Retinitis pigmentosa (RP) is a group of rare genetic eye diseases that affect the retina, which is the light-sensitive layer of tissue in the back of the eye. RP causes cells in the retina to break down slowly over time, leading to vision loss. Symptoms usually start in childhood, and most people eventually lose most of their sight. Common symptoms of RP include difficulty seeing in poor lighting or in the dark, trouble adjusting to light changes or dim lighting, difficulty seeing in bad weather, tunnel vision caused by narrowed peripheral vision, trouble seeing colors, especially blue, vision loss, partial or complete, usually gradual, clumsiness due to poor vision, and blurry vision from cataracts that may complicate RP later in the disease.
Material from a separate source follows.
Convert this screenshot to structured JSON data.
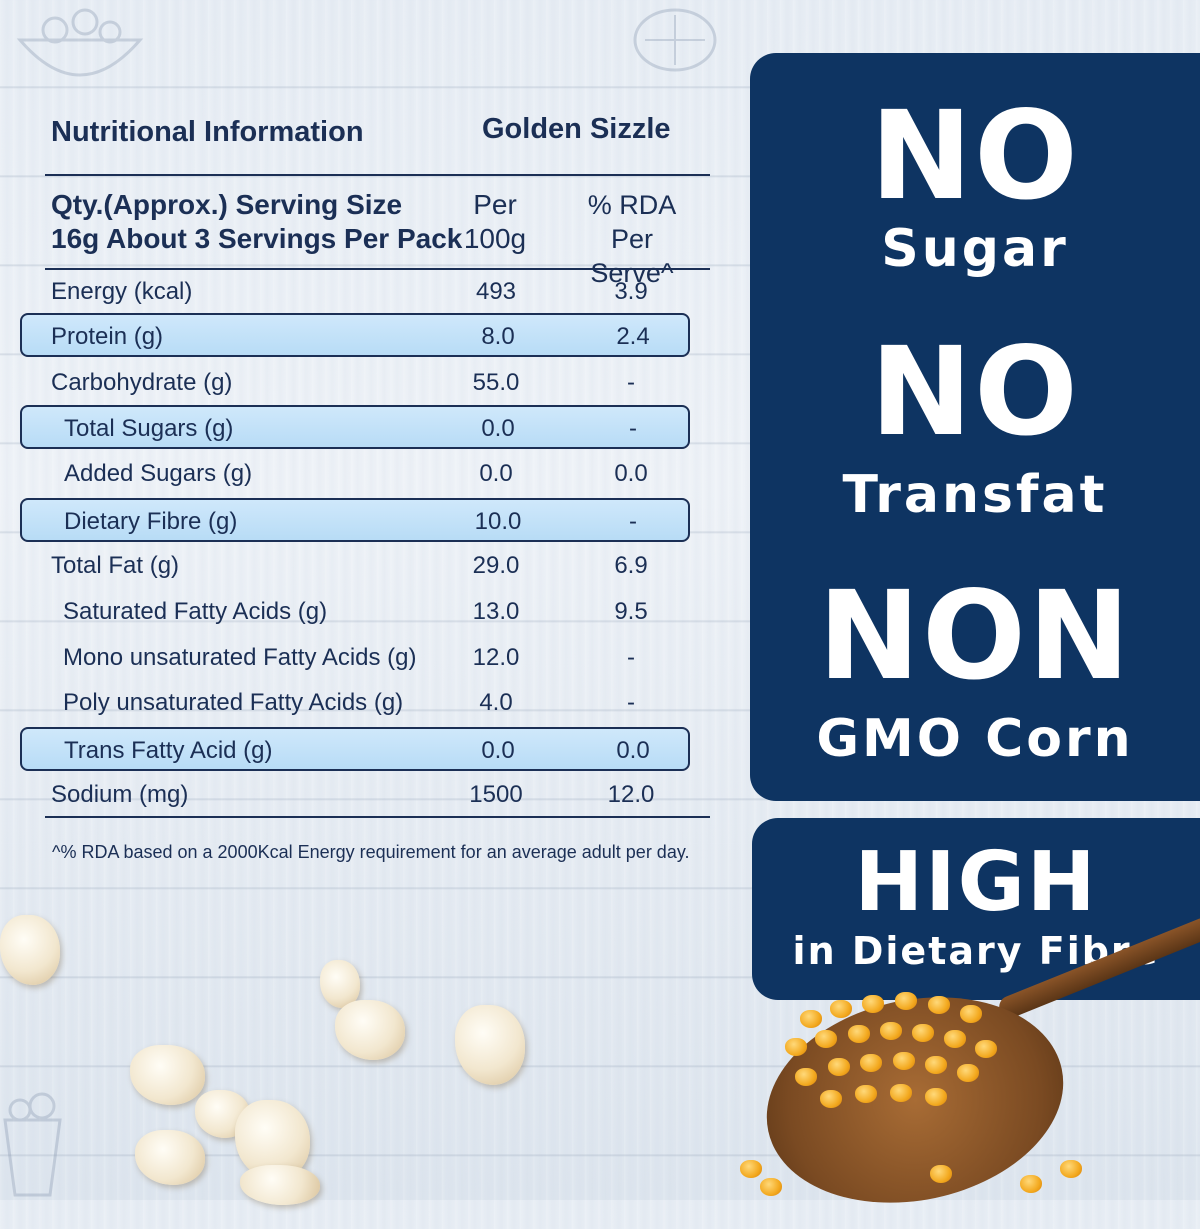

There is no cure for RP, but vision aids and rehabilitation programs can help people with RP make the most of their vision. Some patients with RP develop swelling of the retina and may be helped by a certain type of eye drop or medication taken by mouth. Cataracts or clouding of the eyes lens may also develop, and surgery to treat this might be helpful for some patients. There is also an “artificial retina” called the ARGUS II implant, which may be helpful for some patients with severe vision loss due to RP. One form of RP caused by a defect in the RPE65 gene can now be treated with medication (voretigene neparvovec-rzyl) . Scientists are working hard to develop genetic therapies for other forms of RP, so it is very important to know what specific genetic defect causes your RP. Researchers are also testing possible new RP treatments, including clinical trials for a type of RP called X-linked retinitis pigmentosa.
To diagnose RP, an eye doctor may perform several tests, including a visual field test, electroretinogram (ERG), optical coherence tomography (OCT), fundus autofluorescence (FAF) imaging, and genetic testing. Protecting the retina by using UV sunglasses may help delay the start of symptoms. It is important to schedule and keep regular eye examinations, and if you think you may have RP, you should see an eye healthcare provider for a diagnosis.